Tablets: Start with 5 mg twice daily (before breakfast and lunch) with gradual increments of 5 to 10 mg weekly.

If paradoxical aggravation of symptoms or other adverse effects occur, reduce dosage, or, if necessary, discontinue the drug.

PRACTISA should be periodically discontinued to assess the child’s condition. Improvement may be sustained when the drug is either temporarily or permanently discontinued.

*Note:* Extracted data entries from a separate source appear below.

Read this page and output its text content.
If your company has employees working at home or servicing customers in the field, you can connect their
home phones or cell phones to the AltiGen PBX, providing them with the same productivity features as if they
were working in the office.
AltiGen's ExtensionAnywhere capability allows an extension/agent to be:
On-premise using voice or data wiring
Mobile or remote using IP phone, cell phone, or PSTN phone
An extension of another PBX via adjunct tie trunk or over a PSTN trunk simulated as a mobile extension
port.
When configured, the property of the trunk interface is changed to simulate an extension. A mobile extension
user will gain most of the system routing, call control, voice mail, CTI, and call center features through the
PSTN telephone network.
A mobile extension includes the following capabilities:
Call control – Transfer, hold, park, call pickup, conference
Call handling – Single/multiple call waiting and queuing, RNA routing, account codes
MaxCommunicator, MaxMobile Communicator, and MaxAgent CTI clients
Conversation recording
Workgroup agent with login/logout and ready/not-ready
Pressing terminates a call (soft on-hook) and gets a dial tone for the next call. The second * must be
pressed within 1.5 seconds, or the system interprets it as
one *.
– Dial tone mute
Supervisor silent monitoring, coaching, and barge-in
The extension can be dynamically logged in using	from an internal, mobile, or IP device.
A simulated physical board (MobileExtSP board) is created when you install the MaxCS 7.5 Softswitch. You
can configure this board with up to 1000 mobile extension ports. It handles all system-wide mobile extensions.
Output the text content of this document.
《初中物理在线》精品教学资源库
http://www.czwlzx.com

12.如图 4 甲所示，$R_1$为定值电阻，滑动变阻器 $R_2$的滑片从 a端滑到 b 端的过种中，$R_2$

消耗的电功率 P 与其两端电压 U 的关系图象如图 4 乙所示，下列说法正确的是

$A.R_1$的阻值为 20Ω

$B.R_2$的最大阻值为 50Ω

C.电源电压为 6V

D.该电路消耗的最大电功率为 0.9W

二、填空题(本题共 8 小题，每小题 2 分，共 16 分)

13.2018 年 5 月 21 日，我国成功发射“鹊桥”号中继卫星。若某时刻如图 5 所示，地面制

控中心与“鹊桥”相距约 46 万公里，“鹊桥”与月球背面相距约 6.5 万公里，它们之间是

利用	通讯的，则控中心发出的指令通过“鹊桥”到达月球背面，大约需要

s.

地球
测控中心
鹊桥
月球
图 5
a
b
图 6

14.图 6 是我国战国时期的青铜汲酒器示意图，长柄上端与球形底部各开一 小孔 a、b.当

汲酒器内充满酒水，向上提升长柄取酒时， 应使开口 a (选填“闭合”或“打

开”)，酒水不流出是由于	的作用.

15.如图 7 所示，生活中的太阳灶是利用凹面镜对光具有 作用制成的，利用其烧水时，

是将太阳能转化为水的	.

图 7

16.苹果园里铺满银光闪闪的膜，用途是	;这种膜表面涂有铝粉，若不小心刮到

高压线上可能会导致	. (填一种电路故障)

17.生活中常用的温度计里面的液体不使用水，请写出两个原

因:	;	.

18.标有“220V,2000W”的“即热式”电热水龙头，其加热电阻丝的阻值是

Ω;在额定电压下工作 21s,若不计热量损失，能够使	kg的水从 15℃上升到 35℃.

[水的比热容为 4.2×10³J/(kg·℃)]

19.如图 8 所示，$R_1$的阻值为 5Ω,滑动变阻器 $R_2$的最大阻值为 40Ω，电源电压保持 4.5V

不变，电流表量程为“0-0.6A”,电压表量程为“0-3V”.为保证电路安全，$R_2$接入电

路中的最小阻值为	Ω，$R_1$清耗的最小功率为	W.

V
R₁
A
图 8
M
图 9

Drug treatment should not and need not be indefinite and usually may be discontinued after puberty.

OVERDOSAGE

Signs and symptoms of acute overdosage, resulting principally from overstimulation of the central nervous system and from excessive sympathomimetic effects, may include the following: vomiting, agitation, tremors, hyperreflexia, muscle twitching, convulsions (may be followed by coma), euphoria, confusion, hallucinations, delirium, sweating, flushing, headache, hyperpyrexia, tachycardia, palpitations, cardiac arrhythmias, hypertension, mydriasis, and dryness of mucous membranes.

Consult with a Certified Poison Control Center regarding treatment for up-to-date guidance and advice.

Treatment consists of appropriate supportive measures. The patient must be protected against self-injury and against external stimuli that would aggravate overstimulation already present. Gastric contents may be evacuated by gastric lavage. In the presence of severe intoxication, use a carefully titrated dosage of a short-acting barbiturate before performing gastric lavage. Other measures to detoxify the gut include administration of activated charcoal and a cathartic.

Intensive care must be provided to maintain adequate circulation and respiratory exchange; external cooling procedures may be required for hyperpyrexia.

Efficacy of peritoneal dialysis or extracorporeal hemodialysis for PRACTISA overdosage has not been established.